Here are some basics about the two main trusts:

  • Charitable lead trusts. Charitable lead trusts are trusts that are set up that specify a specific amount of value that will be donated to the charity each year. At some point, the annuity payments will revert to a person of your choosing or yourself if you are still alive.
  • Charitable remainder trust. A charitable remainder trust works the same way as a charitable lead trust, but at the end of the specified period, the trust’s beneficiary keeps whatever money is left in the trust.

The above is merely a snapshot of these two main trusts. A probate lawyer who also specializes in estate planning and administration can give you the details to help you make an informed decision. The other option for ensuring that your legacy continues is setting up a foundation.

The Benefits of Setting Up Your Own Foundation

Trusts and legacy charitable giving is a great way to funnel your money to the causes that you care about while enjoying some tax benefits, but for many people, those options do not give them enough control over their assets and how they are spent.

Setting up your own non-profit foundation as part of your estate planning and administration puts the control right back in your hands. Setting up a private foundation can come with many benefits. For example, it can reduce your overall tax liability while you are alive and can continue to reduce your family’s tax liability on your estate when you pass away.

Private foundations can deliver exceptional control over your charitable interests. If you set up the foundation while you are alive and start contributing now, you control how your legacy will continue. You can manage the foundation and set the rules and bylaws in place while you are alive to ensure that your legacy not only carries on when you are gone but that your family has a framework for how you want your giving managed.
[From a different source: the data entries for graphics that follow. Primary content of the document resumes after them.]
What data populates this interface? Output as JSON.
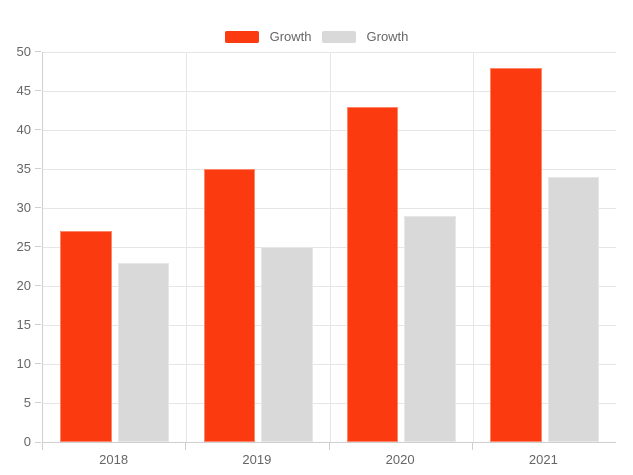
{
  "chart_data": {
    "type": "bar",
    "title": "",
    "categories": [
      "2018",
      "2019",
      "2020",
      "2021"
    ],
    "series": [
      {
        "name": "Growth",
        "color": "#fb3a0f",
        "values": [
          27,
          35,
          43,
          48
        ]
      },
      {
        "name": "Growth",
        "color": "#d9d9d9",
        "values": [
          23,
          25,
          29,
          34
        ]
      }
    ],
    "ylim": [
      0,
      50
    ],
    "yticks": [
      0,
      5,
      10,
      15,
      20,
      25,
      30,
      35,
      40,
      45,
      50
    ],
    "grid": true,
    "legend_position": "top",
    "colors": {
      "grid_line": "#e6e6e6",
      "axis_line": "#cfcfcf",
      "axis_text": "#666666",
      "background": "#ffffff"
    }
  }
}
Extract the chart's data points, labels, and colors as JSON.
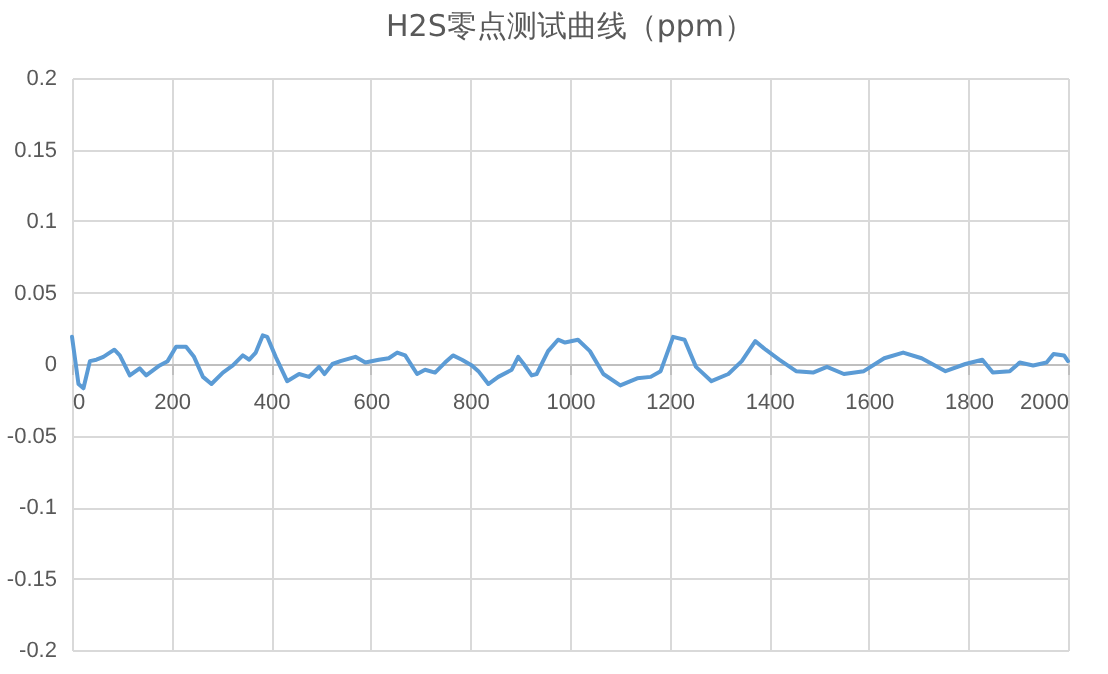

Private foundations can be compared to starting a family run business. Each family member plays a role in that “business” that they can continue after your passing. Setting up a private foundation allows you to not only control the assets that are used, enjoy the generous tax benefits, but it also allows you to appoint the family members to the board that you know will carry on your legacy after you are gone.
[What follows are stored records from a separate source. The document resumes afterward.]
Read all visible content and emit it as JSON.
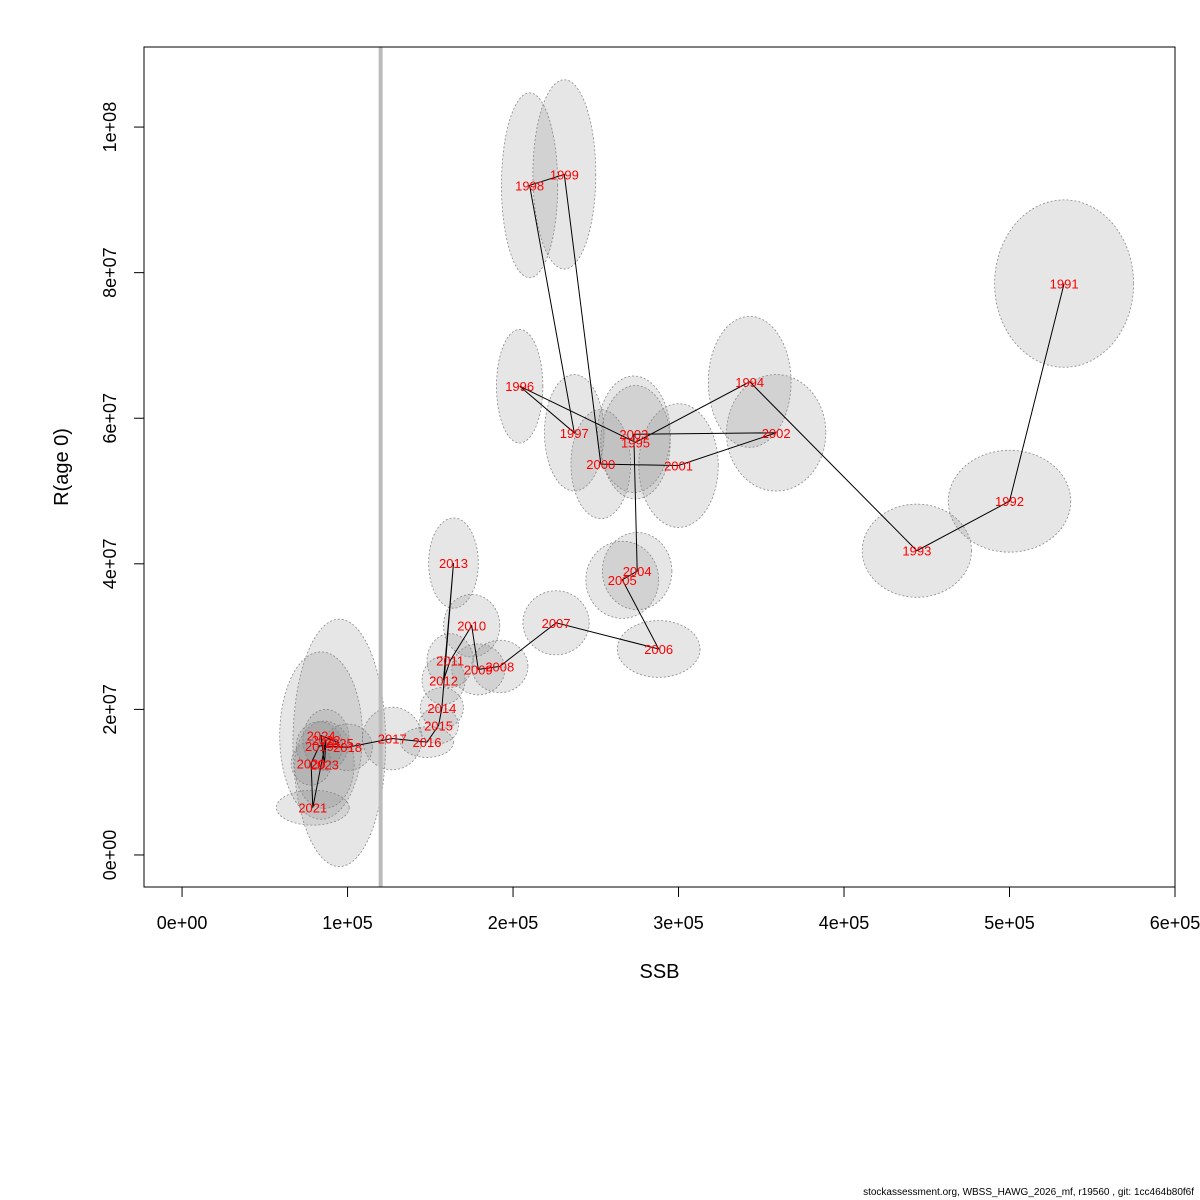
{
  "chart_data": {
    "type": "scatter",
    "title": "",
    "xlabel": "SSB",
    "ylabel": "R(age 0)",
    "xlim": [
      -23000,
      600000
    ],
    "ylim": [
      -4400000,
      111000000
    ],
    "x_ticks": [
      {
        "value": 0,
        "label": "0e+00"
      },
      {
        "value": 100000,
        "label": "1e+05"
      },
      {
        "value": 200000,
        "label": "2e+05"
      },
      {
        "value": 300000,
        "label": "3e+05"
      },
      {
        "value": 400000,
        "label": "4e+05"
      },
      {
        "value": 500000,
        "label": "5e+05"
      },
      {
        "value": 600000,
        "label": "6e+05"
      }
    ],
    "y_ticks": [
      {
        "value": 0,
        "label": "0e+00"
      },
      {
        "value": 20000000,
        "label": "2e+07"
      },
      {
        "value": 40000000,
        "label": "4e+07"
      },
      {
        "value": 60000000,
        "label": "6e+07"
      },
      {
        "value": 80000000,
        "label": "8e+07"
      },
      {
        "value": 100000000,
        "label": "1e+08"
      }
    ],
    "reference_line": {
      "orientation": "vertical",
      "x": 120000,
      "color": "#bbbbbb"
    },
    "label_color": "#ff0000",
    "line_color": "#000000",
    "ellipse_fill": "#808080",
    "ellipse_stroke": "#888888",
    "grid": false,
    "points": [
      {
        "year": "1991",
        "ssb": 533000,
        "r": 78500000,
        "ssb_sd": 42000,
        "r_sd": 11500000
      },
      {
        "year": "1992",
        "ssb": 500000,
        "r": 48600000,
        "ssb_sd": 37000,
        "r_sd": 7000000
      },
      {
        "year": "1993",
        "ssb": 444000,
        "r": 41800000,
        "ssb_sd": 33000,
        "r_sd": 6400000
      },
      {
        "year": "1994",
        "ssb": 343000,
        "r": 65000000,
        "ssb_sd": 25000,
        "r_sd": 9000000
      },
      {
        "year": "1995",
        "ssb": 274000,
        "r": 56700000,
        "ssb_sd": 21000,
        "r_sd": 7800000
      },
      {
        "year": "1996",
        "ssb": 204000,
        "r": 64400000,
        "ssb_sd": 14000,
        "r_sd": 7800000
      },
      {
        "year": "1997",
        "ssb": 237000,
        "r": 58000000,
        "ssb_sd": 18000,
        "r_sd": 8000000
      },
      {
        "year": "1998",
        "ssb": 210000,
        "r": 92000000,
        "ssb_sd": 17000,
        "r_sd": 12700000
      },
      {
        "year": "1999",
        "ssb": 231000,
        "r": 93500000,
        "ssb_sd": 19000,
        "r_sd": 13000000
      },
      {
        "year": "2000",
        "ssb": 253000,
        "r": 53700000,
        "ssb_sd": 18000,
        "r_sd": 7500000
      },
      {
        "year": "2001",
        "ssb": 300000,
        "r": 53500000,
        "ssb_sd": 24000,
        "r_sd": 8500000
      },
      {
        "year": "2002",
        "ssb": 359000,
        "r": 58000000,
        "ssb_sd": 30000,
        "r_sd": 8000000
      },
      {
        "year": "2003",
        "ssb": 273000,
        "r": 57800000,
        "ssb_sd": 22000,
        "r_sd": 8000000
      },
      {
        "year": "2004",
        "ssb": 275000,
        "r": 39000000,
        "ssb_sd": 21000,
        "r_sd": 5300000
      },
      {
        "year": "2005",
        "ssb": 266000,
        "r": 37800000,
        "ssb_sd": 22000,
        "r_sd": 5300000
      },
      {
        "year": "2006",
        "ssb": 288000,
        "r": 28300000,
        "ssb_sd": 25000,
        "r_sd": 3900000
      },
      {
        "year": "2007",
        "ssb": 226000,
        "r": 31900000,
        "ssb_sd": 20000,
        "r_sd": 4400000
      },
      {
        "year": "2008",
        "ssb": 192000,
        "r": 25900000,
        "ssb_sd": 17000,
        "r_sd": 3600000
      },
      {
        "year": "2009",
        "ssb": 179000,
        "r": 25500000,
        "ssb_sd": 16000,
        "r_sd": 3500000
      },
      {
        "year": "2010",
        "ssb": 175000,
        "r": 31500000,
        "ssb_sd": 17000,
        "r_sd": 4300000
      },
      {
        "year": "2011",
        "ssb": 162000,
        "r": 26700000,
        "ssb_sd": 14000,
        "r_sd": 3700000
      },
      {
        "year": "2012",
        "ssb": 158000,
        "r": 24000000,
        "ssb_sd": 13000,
        "r_sd": 3300000
      },
      {
        "year": "2013",
        "ssb": 164000,
        "r": 40100000,
        "ssb_sd": 15000,
        "r_sd": 6200000
      },
      {
        "year": "2014",
        "ssb": 157000,
        "r": 20200000,
        "ssb_sd": 13000,
        "r_sd": 2800000
      },
      {
        "year": "2015",
        "ssb": 155000,
        "r": 17800000,
        "ssb_sd": 12000,
        "r_sd": 2500000
      },
      {
        "year": "2016",
        "ssb": 148000,
        "r": 15500000,
        "ssb_sd": 16000,
        "r_sd": 2100000
      },
      {
        "year": "2017",
        "ssb": 127000,
        "r": 16000000,
        "ssb_sd": 18000,
        "r_sd": 4300000
      },
      {
        "year": "2018",
        "ssb": 100000,
        "r": 14800000,
        "ssb_sd": 15000,
        "r_sd": 3200000
      },
      {
        "year": "2019",
        "ssb": 83000,
        "r": 15000000,
        "ssb_sd": 14000,
        "r_sd": 3300000
      },
      {
        "year": "2020",
        "ssb": 78000,
        "r": 12600000,
        "ssb_sd": 12000,
        "r_sd": 3000000
      },
      {
        "year": "2021",
        "ssb": 79000,
        "r": 6500000,
        "ssb_sd": 22000,
        "r_sd": 2400000
      },
      {
        "year": "2022",
        "ssb": 87000,
        "r": 15800000,
        "ssb_sd": 14000,
        "r_sd": 4200000
      },
      {
        "year": "2023",
        "ssb": 86000,
        "r": 12400000,
        "ssb_sd": 18000,
        "r_sd": 6000000
      },
      {
        "year": "2024",
        "ssb": 84000,
        "r": 16400000,
        "ssb_sd": 25000,
        "r_sd": 11500000
      },
      {
        "year": "2025",
        "ssb": 95000,
        "r": 15400000,
        "ssb_sd": 28000,
        "r_sd": 17000000
      }
    ]
  },
  "footer": "stockassessment.org, WBSS_HAWG_2026_mf, r19560 , git: 1cc464b80f6f"
}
Of course, there is a process to set up a foundation, but an experienced estate planning and administration attorney can help you manage all the steps that are necessary to get your foundation off the ground.

There are other benefits besides the tangible financial ones that come with starting your own private foundation:

  • You can get family and friends involved in your passions. A private foundation lends legitimacy to your personal cause passions. It also can offer friends and family members that contribute to it tax benefits as well.
  • Your foundation can make a difference in other people’s lives. No matter what your cause is, it can make a difference.
  • You can design your foundation as you see fit. If you find that some charities are just not directing funds the way you would, you can fill that gap and design your foundation any way you see fit.
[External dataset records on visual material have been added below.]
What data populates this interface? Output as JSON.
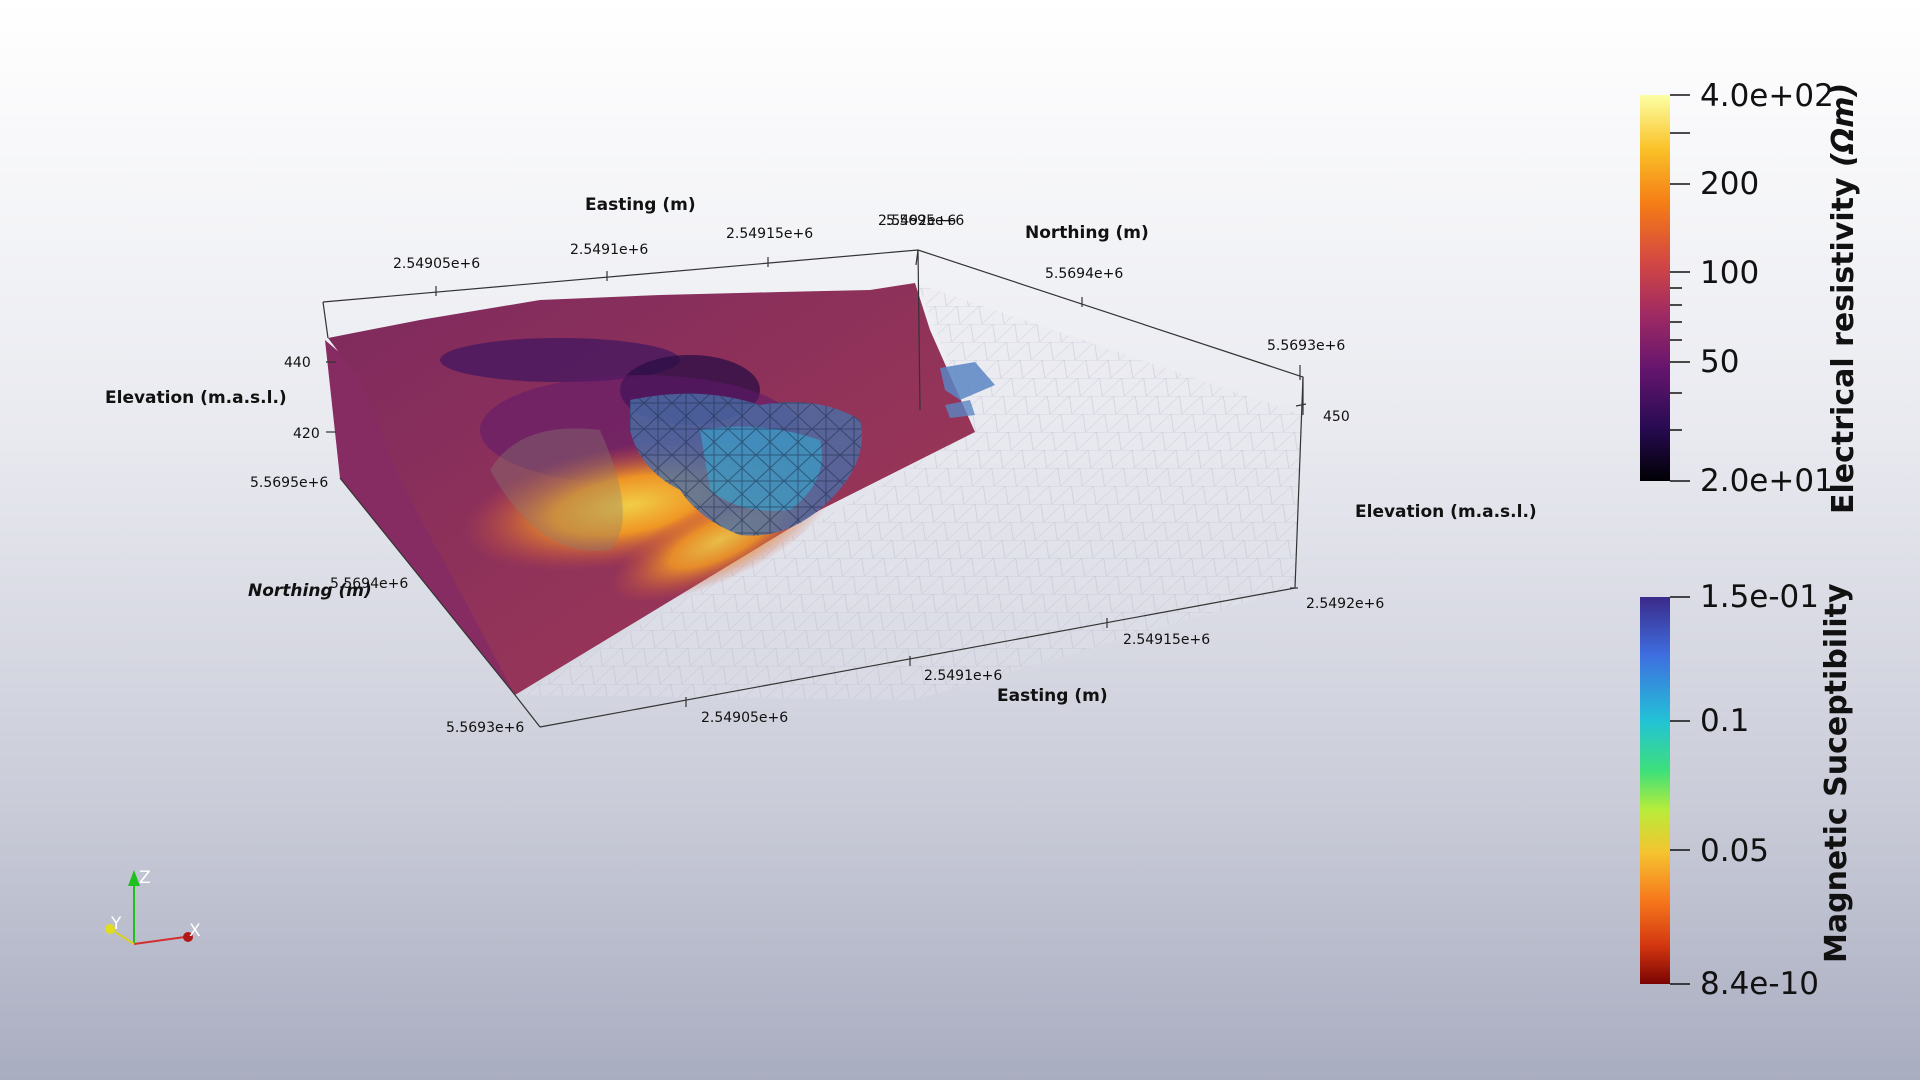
{
  "axes": {
    "top_easting_title": "Easting (m)",
    "top_easting_ticks": [
      "2.54905e+6",
      "2.5491e+6",
      "2.54915e+6",
      "2.5492e+6"
    ],
    "top_corner_overlap_label": "5.5695e+6",
    "top_northing_title": "Northing (m)",
    "top_northing_ticks": [
      "5.5694e+6",
      "5.5693e+6"
    ],
    "left_elevation_title": "Elevation (m.a.s.l.)",
    "left_elevation_ticks": [
      "440",
      "420"
    ],
    "left_northing_ticks": [
      "5.5695e+6",
      "5.5694e+6",
      "5.5693e+6"
    ],
    "left_northing_title": "Northing (m)",
    "right_elevation_tick": "450",
    "right_elevation_title": "Elevation (m.a.s.l.)",
    "bottom_easting_ticks": [
      "2.5492e+6",
      "2.54915e+6",
      "2.5491e+6",
      "2.54905e+6"
    ],
    "bottom_easting_title": "Easting (m)"
  },
  "colorbars": {
    "resistivity": {
      "title": "Electrical resistivity",
      "unit": "(Ωm)",
      "ticks": [
        "4.0e+02",
        "200",
        "100",
        "50",
        "2.0e+01"
      ],
      "scale": "log",
      "colors": [
        "#fcffa4",
        "#fac228",
        "#f57d15",
        "#d44842",
        "#9f2a63",
        "#65156e",
        "#280b53",
        "#000004"
      ]
    },
    "susceptibility": {
      "title": "Magnetic Suceptibility",
      "ticks": [
        "1.5e-01",
        "0.1",
        "0.05",
        "8.4e-10"
      ],
      "colors": [
        "#3b2a8a",
        "#3f6ee0",
        "#22c2d6",
        "#3ee07a",
        "#b8ec3a",
        "#f5c430",
        "#f77a1c",
        "#d43710",
        "#7a0403"
      ]
    }
  },
  "orientation_axes": {
    "x": "X",
    "y": "Y",
    "z": "Z"
  }
}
Each vehicle comes with its own benefits. The best part of early estate planning and administration is that you get to choose the vehicle that works for you and your family. Learning more about how you can continue your legacy after you are gone is one of the best ways to ensure that your legacy does continue as you want it to.

There are many ways to ensure that your legacy continues and your money is spent the way you think it should be spent after you are gone through estate planning and administration. Taking charge of your financial future, getting the tax benefits you need, and making a difference all start with well thought out estate planning and administration.

You do not want to put off making sure your financial future is planned for. Make an appointment today to speak with an attorney about your estate planning options that will ensure you can meet your goals.